The school is now at its third campus, on Overlook Circle in the Beechmont neighborhood of New Rochelle. It inhabits three former homes, including the former Andrew Crawford estate, now the Main Building.
[edit] TD in the Present
International and independent, The Thornton-Donovan School is now a New York State accredited high school educating over 175 students in grades K-12 every year.
In the summer, the school also holds a summer camp program, in its 38th consecutive year. Children aged 3-14 are permitted to join the program. The children are split into two divisions: Play School (3-7 years) and Sports Fitness (7-14 years). They participate in a wide variety of sports. Activities include: tennis, softball, hockey, swimming, arts and crafts, karate, dance, basketball, soccer, trampolining, capture the flag, an outdoor playset and kickball. The older group is also taken to a bowling alley in the Bronx every Friday, where the children have a chance to bowl.

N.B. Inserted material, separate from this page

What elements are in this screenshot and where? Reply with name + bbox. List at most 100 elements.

The school boasts a swimming pool, an outdoor playset, woodchips, a driveway, more than thirty living trees, a large grassy field, a basketball/tennis/family court, three buildings, a parking lot/hackey-sack arena, and a shed for arts and crafts which is used only during the summer.
Watch a video [1] about the Thornton-Donovan School
[edit] Thematic Language Education
Middle and Upper School curricula are themed annually on an area of the world. Students are exposed daily to a dynamic course of learning throughout the year learning not only about international cultures, but actual politics, history and the arts of painting in an intramural and experiential context.
A rigorous course of learning is punctuated by a "spring-time fling" trip to locations associated with the year's theme (i.e. - the country or locale the school studied). Students, faculty and friends can all join for an exceptional educational excursion.
[edit] The Arts & Community Connections
- The mural "The Constellations" on the first floor of T-D's main building was painted by a relative of James Joyce Alton S. Tobey
- Lumen Martin Winter's Haus was T-D's second acquisition for the current opus. The mosaic is in the United Nations' headquarters at Manhattanville. There is also a mural by him intitled "Aspirational Music" in the school's main building structure.
- The school has many connections to Lion's Club International, a worldwide "service" organization.